For now I have dedicated and colocated servers. Each "instance" is a whole machine with full root access. In the case of the colocated ones I own them, and I have VNC/IP access to the KVM on them, with a flash drive plugged in, and can recover or reload easily.
If I can't get root access, then I can't run my custom app.
now we need to go OSS in diesel cars
That's what A/C was saying. With Rackspace, you do get root to your environment, and the ability to image a gold master once you've got it set up the way you want. This lets you scale sideways pretty quickly, if you need extra copies of it suddenly. Or you can take an image, spin a copy, and to an upgrade to make sure it works right. That way you're only paying for the dev / staging environments when you're using them. Things like that, which are hard to do with hardware.
Disclaimer: I work in the Rackspace Cloud Department.
Watch for Penguins, they eat Apples and throw rocks at Windows.
Is there a way to play with a Rackspace Cloud to see how those steps work, just as a test w/o cost (no public access)? And of course, lots of documentation.
It would be great if I could build my own environment (a root tree), and configure a kernel, and make a gold master of that. I'd base it on Slackware.
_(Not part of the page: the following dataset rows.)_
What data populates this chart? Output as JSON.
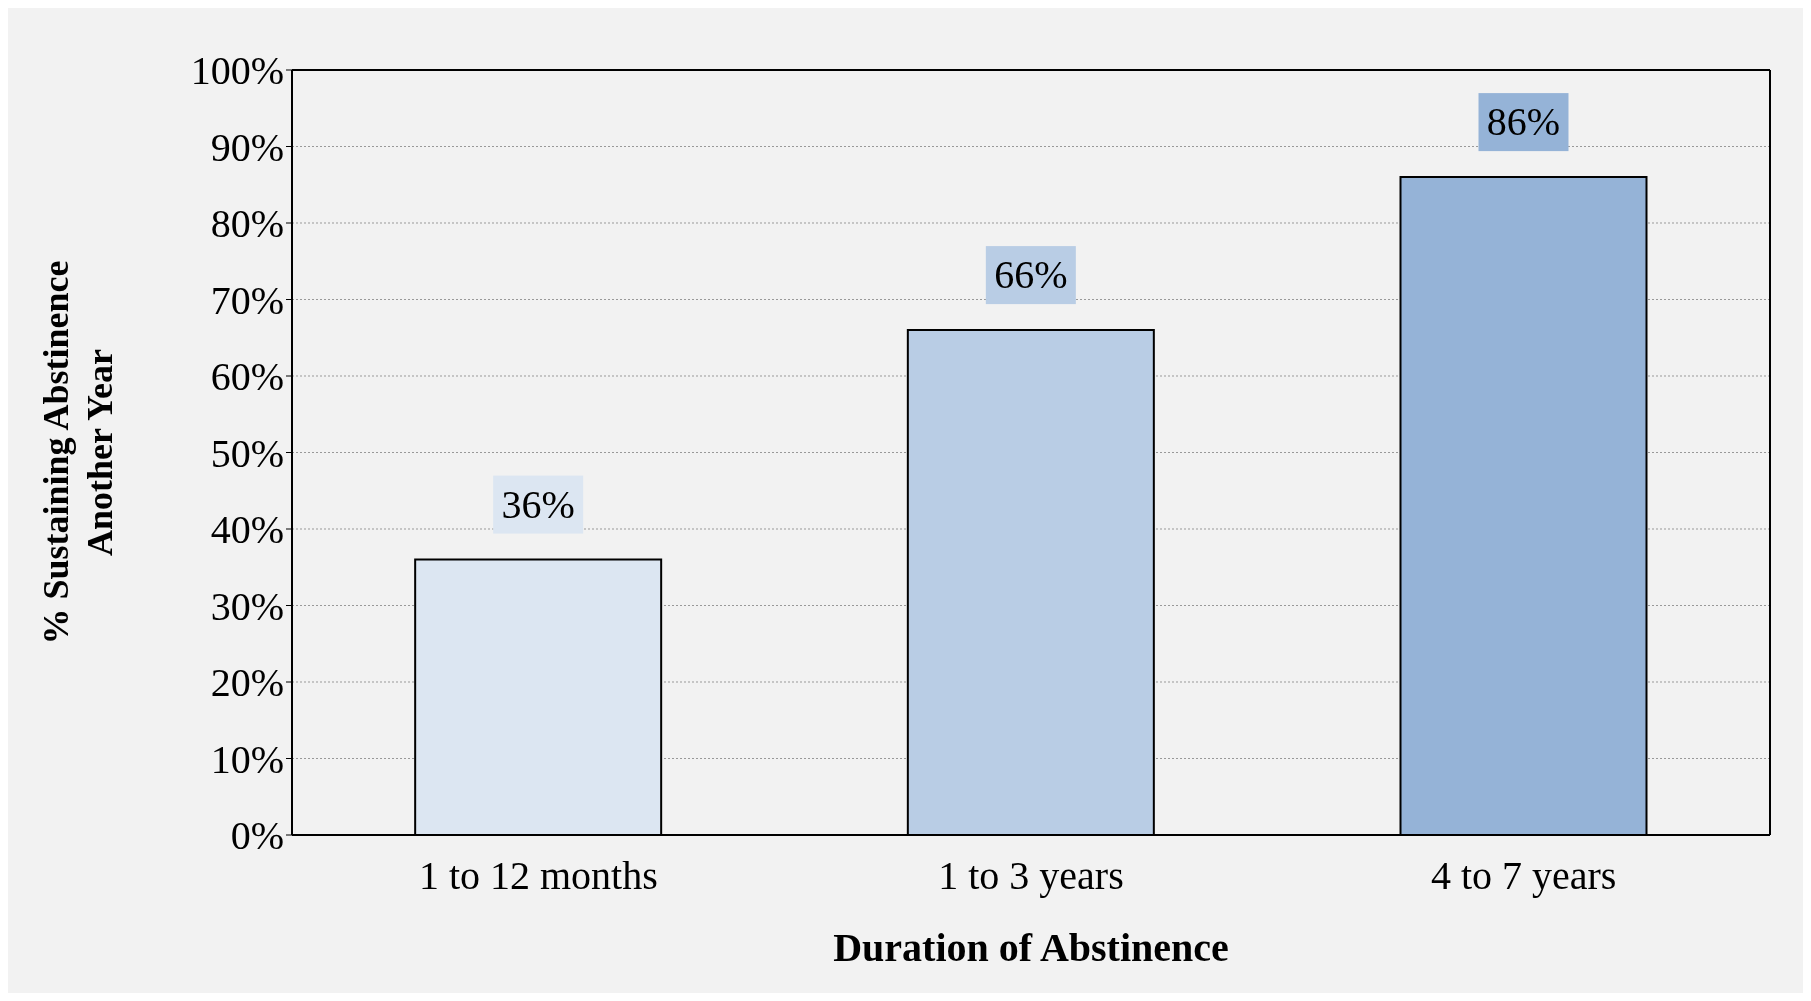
{
  "chart_data": {
    "type": "bar",
    "xlabel": "Duration of Abstinence",
    "ylabel": "% Sustaining Abstinence\nAnother Year",
    "categories": [
      "1 to 12 months",
      "1 to 3 years",
      "4 to 7 years"
    ],
    "values": [
      36,
      66,
      86
    ],
    "colors": [
      "#dce6f2",
      "#b9cde5",
      "#95b3d7"
    ],
    "value_labels": [
      "36%",
      "66%",
      "86%"
    ],
    "ylim": [
      0,
      100
    ],
    "yticks": [
      {
        "value": 0,
        "label": "0%"
      },
      {
        "value": 10,
        "label": "10%"
      },
      {
        "value": 20,
        "label": "20%"
      },
      {
        "value": 30,
        "label": "30%"
      },
      {
        "value": 40,
        "label": "40%"
      },
      {
        "value": 50,
        "label": "50%"
      },
      {
        "value": 60,
        "label": "60%"
      },
      {
        "value": 70,
        "label": "70%"
      },
      {
        "value": 80,
        "label": "80%"
      },
      {
        "value": 90,
        "label": "90%"
      },
      {
        "value": 100,
        "label": "100%"
      }
    ],
    "grid": "y"
  }
}
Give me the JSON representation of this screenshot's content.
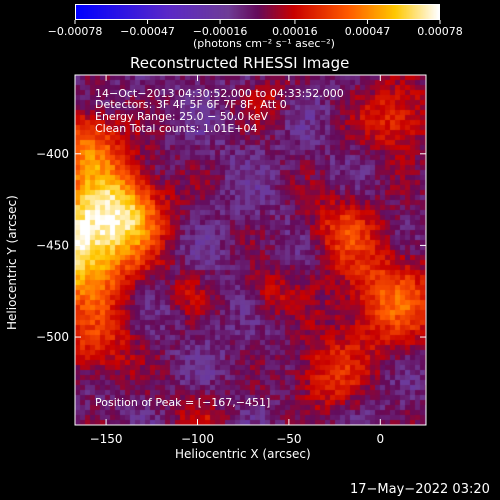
{
  "chart_data": {
    "type": "heatmap",
    "title": "Reconstructed RHESSI Image",
    "colorbar": {
      "ticks": [
        "-0.00078",
        "-0.00047",
        "-0.00016",
        "0.00016",
        "0.00047",
        "0.00078"
      ],
      "range": [
        -0.00078,
        0.00078
      ],
      "unit": "(photons cm⁻² s⁻¹ asec⁻²)"
    },
    "xlabel": "Heliocentric X (arcsec)",
    "ylabel": "Heliocentric Y (arcsec)",
    "xlim": [
      -167,
      25
    ],
    "ylim": [
      -548,
      -357
    ],
    "xticks": [
      "−150",
      "−100",
      "−50",
      "0"
    ],
    "xtick_values": [
      -150,
      -100,
      -50,
      0
    ],
    "yticks": [
      "−400",
      "−450",
      "−500"
    ],
    "ytick_values": [
      -400,
      -450,
      -500
    ],
    "annotations": {
      "time": "14−Oct−2013 04:30:52.000 to 04:33:52.000",
      "detectors": "Detectors: 3F 4F 5F 6F 7F 8F, Att 0",
      "energy": "Energy Range: 25.0 − 50.0 keV",
      "clean": "Clean    Total counts: 1.01E+04",
      "peak": "Position of Peak = [−167,−451]"
    },
    "sources": [
      {
        "x": -167,
        "y": -451,
        "sigma": 22,
        "amp": 0.00078
      },
      {
        "x": -140,
        "y": -430,
        "sigma": 16,
        "amp": 0.00052
      },
      {
        "x": -160,
        "y": -395,
        "sigma": 14,
        "amp": 0.00045
      },
      {
        "x": -155,
        "y": -505,
        "sigma": 14,
        "amp": 0.0003
      },
      {
        "x": 5,
        "y": -480,
        "sigma": 20,
        "amp": 0.0004
      },
      {
        "x": -20,
        "y": -440,
        "sigma": 14,
        "amp": 0.0003
      },
      {
        "x": 10,
        "y": -380,
        "sigma": 14,
        "amp": 0.00035
      },
      {
        "x": -30,
        "y": -520,
        "sigma": 14,
        "amp": 0.0003
      },
      {
        "x": -60,
        "y": -475,
        "sigma": 10,
        "amp": 0.0002
      },
      {
        "x": -100,
        "y": -545,
        "sigma": 12,
        "amp": 0.00018
      },
      {
        "x": -60,
        "y": -370,
        "sigma": 10,
        "amp": 0.00015
      },
      {
        "x": -105,
        "y": -475,
        "sigma": 8,
        "amp": 0.00014
      }
    ]
  },
  "footer": {
    "timestamp": "17−May−2022 03:20"
  }
}
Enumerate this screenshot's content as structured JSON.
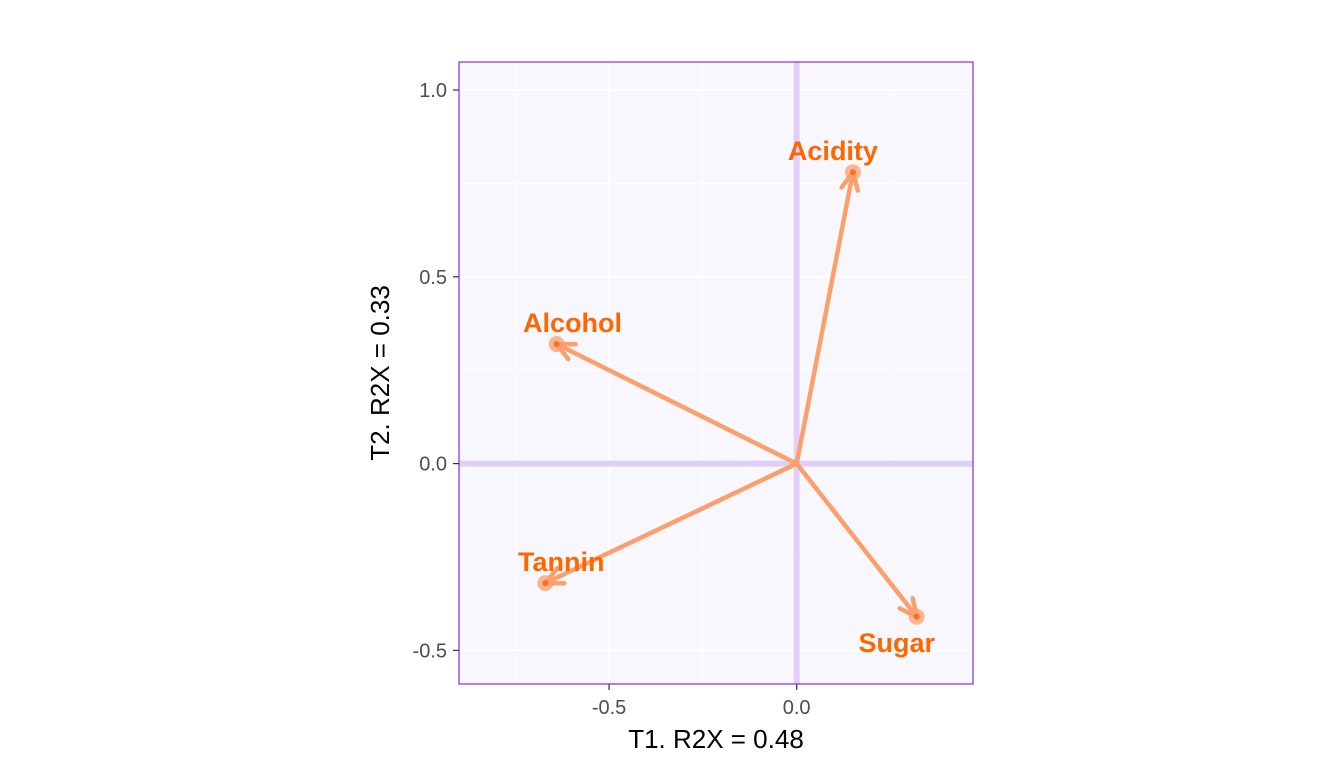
{
  "chart_data": {
    "type": "scatter",
    "subtype": "loadings-biplot",
    "title": "",
    "xlabel": "T1. R2X = 0.48",
    "ylabel": "T2. R2X = 0.33",
    "xlim": [
      -0.9,
      0.47
    ],
    "ylim": [
      -0.59,
      1.075
    ],
    "x_ticks": [
      -0.5,
      0.0
    ],
    "x_tick_labels": [
      "-0.5",
      "0.0"
    ],
    "y_ticks": [
      -0.5,
      0.0,
      0.5,
      1.0
    ],
    "y_tick_labels": [
      "-0.5",
      "0.0",
      "0.5",
      "1.0"
    ],
    "grid": true,
    "reference_lines": {
      "x": 0,
      "y": 0
    },
    "points": [
      {
        "label": "Acidity",
        "x": 0.15,
        "y": 0.78
      },
      {
        "label": "Alcohol",
        "x": -0.64,
        "y": 0.32
      },
      {
        "label": "Tannin",
        "x": -0.67,
        "y": -0.32
      },
      {
        "label": "Sugar",
        "x": 0.32,
        "y": -0.41
      }
    ],
    "colors": {
      "panel_background": "#f9f7fe",
      "panel_border": "#8a2be2",
      "grid": "#ffffff",
      "reference_line": "#e0cff6",
      "arrow": "#fb9f6b",
      "point_dot": "#ff6d2b",
      "label": "#ff6600"
    }
  }
}
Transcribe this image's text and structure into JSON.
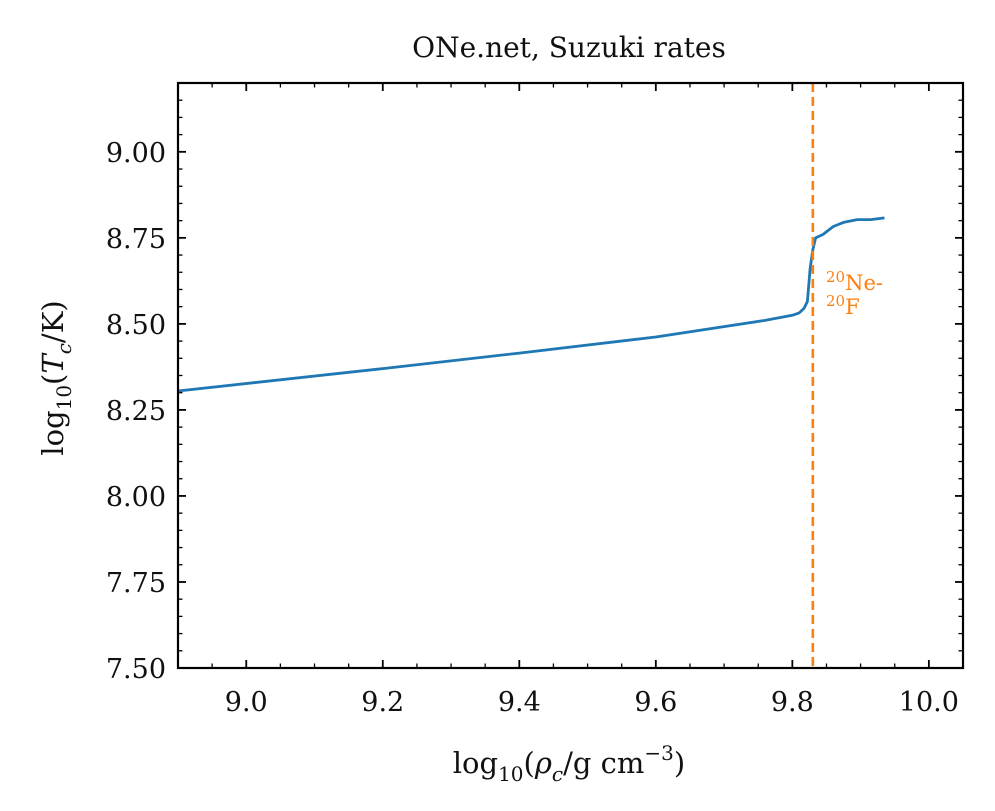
{
  "chart_data": {
    "type": "line",
    "title": "ONe.net, Suzuki rates",
    "xlabel": {
      "pre": "log",
      "sub": "10",
      "open": "(",
      "var": "ρ",
      "varsub": "c",
      "unit": "/g cm",
      "sup": "−3",
      "close": ")"
    },
    "ylabel": {
      "pre": "log",
      "sub": "10",
      "open": "(",
      "var": "T",
      "varsub": "c",
      "unit": "/K",
      "close": ")"
    },
    "xlim": [
      8.9,
      10.05
    ],
    "ylim": [
      7.5,
      9.2
    ],
    "x_ticks": [
      9.0,
      9.2,
      9.4,
      9.6,
      9.8,
      10.0
    ],
    "x_tick_labels": [
      "9.0",
      "9.2",
      "9.4",
      "9.6",
      "9.8",
      "10.0"
    ],
    "y_ticks": [
      7.5,
      7.75,
      8.0,
      8.25,
      8.5,
      8.75,
      9.0
    ],
    "y_tick_labels": [
      "7.50",
      "7.75",
      "8.00",
      "8.25",
      "8.50",
      "8.75",
      "9.00"
    ],
    "grid": false,
    "series": [
      {
        "color": "#1f77b4",
        "x": [
          8.9,
          9.2,
          9.4,
          9.6,
          9.76,
          9.8,
          9.81,
          9.817,
          9.822,
          9.826,
          9.83,
          9.834,
          9.845,
          9.86,
          9.875,
          9.895,
          9.915,
          9.935
        ],
        "y": [
          8.305,
          8.37,
          8.415,
          8.462,
          8.51,
          8.525,
          8.532,
          8.545,
          8.565,
          8.66,
          8.715,
          8.75,
          8.76,
          8.783,
          8.795,
          8.803,
          8.803,
          8.808
        ]
      }
    ],
    "vlines": [
      {
        "x": 9.83,
        "color": "#ff7f0e",
        "style": "dashed"
      }
    ],
    "annotations": [
      {
        "text_sup1": "20",
        "text1": "Ne-",
        "text_sup2": "20",
        "text2": "F",
        "x": 9.845,
        "y": 8.6,
        "color": "#ff7f0e"
      }
    ]
  }
}
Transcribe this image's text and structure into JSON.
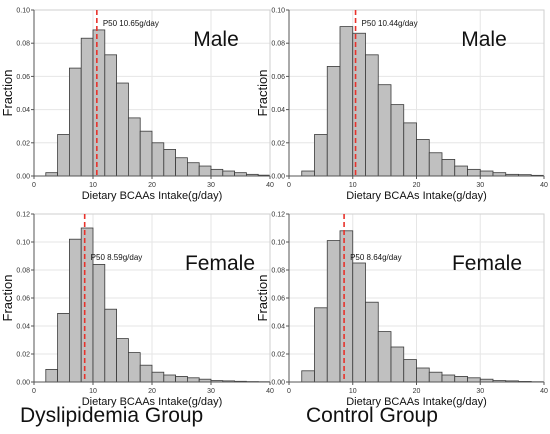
{
  "groups": {
    "left": "Dyslipidemia Group",
    "right": "Control Group"
  },
  "colors": {
    "bar_fill": "#c0c0c0",
    "bar_stroke": "#3a3a3a",
    "median_line": "#e8322b",
    "grid": "#e6e6e6",
    "axis": "#555555"
  },
  "chart_data": [
    {
      "type": "bar",
      "panel": "dyslipidemia-male",
      "sex_label": "Male",
      "xlabel": "Dietary BCAAs Intake(g/day)",
      "ylabel": "Fraction",
      "xlim": [
        0,
        40
      ],
      "ylim": [
        0,
        0.1
      ],
      "xticks": [
        "0",
        "10",
        "20",
        "30",
        "40"
      ],
      "yticks": [
        "0.00",
        "0.02",
        "0.04",
        "0.06",
        "0.08",
        "0.10"
      ],
      "grid": true,
      "bin_width": 2,
      "bin_starts": [
        2,
        4,
        6,
        8,
        10,
        12,
        14,
        16,
        18,
        20,
        22,
        24,
        26,
        28,
        30,
        32,
        34,
        36,
        38
      ],
      "values": [
        0.002,
        0.025,
        0.065,
        0.083,
        0.088,
        0.073,
        0.056,
        0.035,
        0.027,
        0.02,
        0.016,
        0.011,
        0.008,
        0.006,
        0.004,
        0.003,
        0.002,
        0.001,
        0.0005
      ],
      "median": 10.65,
      "annotation": "P50  10.65g/day"
    },
    {
      "type": "bar",
      "panel": "control-male",
      "sex_label": "Male",
      "xlabel": "Dietary BCAAs Intake(g/day)",
      "ylabel": "Fraction",
      "xlim": [
        0,
        40
      ],
      "ylim": [
        0,
        0.1
      ],
      "xticks": [
        "0",
        "10",
        "20",
        "30",
        "40"
      ],
      "yticks": [
        "0.00",
        "0.02",
        "0.04",
        "0.06",
        "0.08",
        "0.10"
      ],
      "grid": true,
      "bin_width": 2,
      "bin_starts": [
        2,
        4,
        6,
        8,
        10,
        12,
        14,
        16,
        18,
        20,
        22,
        24,
        26,
        28,
        30,
        32,
        34,
        36,
        38
      ],
      "values": [
        0.003,
        0.025,
        0.066,
        0.09,
        0.086,
        0.073,
        0.055,
        0.043,
        0.032,
        0.022,
        0.014,
        0.01,
        0.006,
        0.004,
        0.003,
        0.002,
        0.001,
        0.0008,
        0.0004
      ],
      "median": 10.44,
      "annotation": "P50  10.44g/day"
    },
    {
      "type": "bar",
      "panel": "dyslipidemia-female",
      "sex_label": "Female",
      "xlabel": "Dietary BCAAs Intake(g/day)",
      "ylabel": "Fraction",
      "xlim": [
        0,
        40
      ],
      "ylim": [
        0,
        0.12
      ],
      "xticks": [
        "0",
        "10",
        "20",
        "30",
        "40"
      ],
      "yticks": [
        "0.00",
        "0.02",
        "0.04",
        "0.06",
        "0.08",
        "0.10",
        "0.12"
      ],
      "grid": true,
      "bin_width": 2,
      "bin_starts": [
        2,
        4,
        6,
        8,
        10,
        12,
        14,
        16,
        18,
        20,
        22,
        24,
        26,
        28,
        30,
        32,
        34,
        36,
        38
      ],
      "values": [
        0.009,
        0.049,
        0.102,
        0.11,
        0.084,
        0.052,
        0.031,
        0.021,
        0.012,
        0.007,
        0.005,
        0.004,
        0.003,
        0.002,
        0.001,
        0.0008,
        0.0005,
        0.0003,
        0.0002
      ],
      "median": 8.59,
      "annotation": "P50  8.59g/day"
    },
    {
      "type": "bar",
      "panel": "control-female",
      "sex_label": "Female",
      "xlabel": "Dietary BCAAs Intake(g/day)",
      "ylabel": "Fraction",
      "xlim": [
        0,
        40
      ],
      "ylim": [
        0,
        0.12
      ],
      "xticks": [
        "0",
        "10",
        "20",
        "30",
        "40"
      ],
      "yticks": [
        "0.00",
        "0.02",
        "0.04",
        "0.06",
        "0.08",
        "0.10",
        "0.12"
      ],
      "grid": true,
      "bin_width": 2,
      "bin_starts": [
        2,
        4,
        6,
        8,
        10,
        12,
        14,
        16,
        18,
        20,
        22,
        24,
        26,
        28,
        30,
        32,
        34,
        36,
        38
      ],
      "values": [
        0.008,
        0.053,
        0.101,
        0.108,
        0.085,
        0.057,
        0.036,
        0.025,
        0.016,
        0.01,
        0.007,
        0.005,
        0.004,
        0.003,
        0.002,
        0.001,
        0.0008,
        0.0004,
        0.0002
      ],
      "median": 8.64,
      "annotation": "P50  8.64g/day"
    }
  ]
}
now we need to go OSS in diesel cars
These days virtualization makes provisioning cloud services easy even for the relative novice. Two co-located physical servers hosting numerous virtual machines each providing a specific service can be achieved at very low cost, primarily the cost of co-location. I control the services. I control the software installed. I control the applications and data. In fact, my co-location costs merely the price of an Internet connection at my home office and another at my office, with a third server at another location. If any service goes down I am notified via SMS and can simply update the public DNS record(s).
Not without cost, but a 256 MB server is only 1.5c/hr. You could spin you a standard 2 db, 2 webhead, behind a load balancer development environment to play with for just 7.5c/hr. (Don't do it with the RHEL builds, they have flat licensing fees). You can play with any of the API language bindings, or directly in curl. Our API docs are freely available to anyone, and we use a RESTful API. I wish I had seen this before, but I don't check this email often. If you're actually interested, feel free to email me at the listed email address. Make sure to put something useful in the title, so I don't discount you as spam, and I'd be more than happy to help you get started. I'm one of the stronger folks with the APIs since they interest me personally, not just professionally. Or you can check out the docs: http://docs.rackspace.com/api/ Or both.
Watch for Penguins, they eat Apples and throw rocks at Windows.